In our previous post, ‘Main Challenges for Word Embeddings: Part I' we exposed two main challenges for this approach posed by linguistic phenomena such as homographs and inflection. In today’s post, we are showing some other problems to be easily overcome thanks to technology tools based on linguistics:
Antonyms, Phrases, Entities and Expressions
- Antonyms. While all the issues exposed in our previous post are problematic, there is one particularly risky. Keeping in mind that word embedding algorithms generate vectors - based on the context of words, they tend to generate similar vectors for ‘opposite’ words too. It is not unusual, for instance, that love and adore share a similarity of 0.72. The problem comes, in turn, when love and hate present a close similarity of 0.62. This issue may cause disastrous effects when dealing with text classification in sentiment analysis or conversational agents. On the one hand, a system that cannot properly distinguish between good and bad will not analyze user reviews correctly. On the other hand, a home automation system considering up and down to be the same will have many problems when controlling a thermostat.
Solution: Bitext technologies are solving this problem using lexical knowledge. This solution includes a reliable identification of antonyms and synonyms during the preprocessing stage.

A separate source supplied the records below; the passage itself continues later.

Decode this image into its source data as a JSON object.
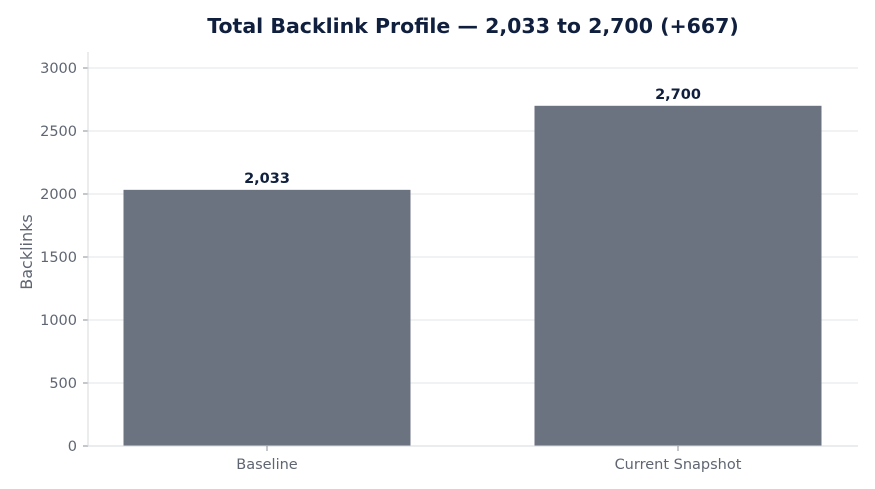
{
  "colors": {
    "bar": "#6b7280",
    "title": "#0f1f3d",
    "axis_text": "#5f6672",
    "grid": "#e1e4e8"
  },
  "chart_data": {
    "type": "bar",
    "title": "Total Backlink Profile — 2,033 to 2,700 (+667)",
    "xlabel": "",
    "ylabel": "Backlinks",
    "categories": [
      "Baseline",
      "Current Snapshot"
    ],
    "values": [
      2033,
      2700
    ],
    "data_labels": [
      "2,033",
      "2,700"
    ],
    "ylim": [
      0,
      3000
    ],
    "yticks": [
      0,
      500,
      1000,
      1500,
      2000,
      2500,
      3000
    ],
    "ytick_labels": [
      "0",
      "500",
      "1000",
      "1500",
      "2000",
      "2500",
      "3000"
    ],
    "grid": true,
    "legend": "none"
  }
}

- Phrases, entities, and expressions. Although some words that are spelled alike can be distinguished by their part of speech, the issue of polysemy (same spelling and POS but different meaning) remains unsolved. A good illustration may be the adjective social and its different meanings depending on the context as in social security and social media. When talking about token-based word embeddings, social media is not considered a token. Therefore, it would be hard for a ML system to compare it to the word Twitter, for instance, even if combining both vectors for social and media:
- media vs. Twitter: 0.32
- social + media vs. Twitter: 0.42
Solution: A word embedding model trained on a corpus where all noun phrases are marked as single tokens. In this case, if a comparison between social_media_NounPhrase and Twitter_NOUN is made, a similarity of 0.68 will be easily reached. Bitext approach does not only help to deal with polysemy but also with expressions or verb phrases such as you’d better or I’d rather. Bitext entity extraction tool helps also apply this solution to related entities such as:
- Places: United States, Buenos Aires, New England, New York…
- Companies: Standard & Poor’s, Home Depot…
- Discourse markers: on the one hand, of course, by the way…
- Phrasal verbs: turn on, turn off…
Linguistic knowledge enhances machine learning by applying linguistic solutions to raw data before entering the learning scheme. The study, the evaluation, and the results show that Bitext technology, based on a linguistic approach, can make any machine learning engine reach a higher understanding accuracy at the blink of an eye; not only in standardization but also in information extraction and topic detection.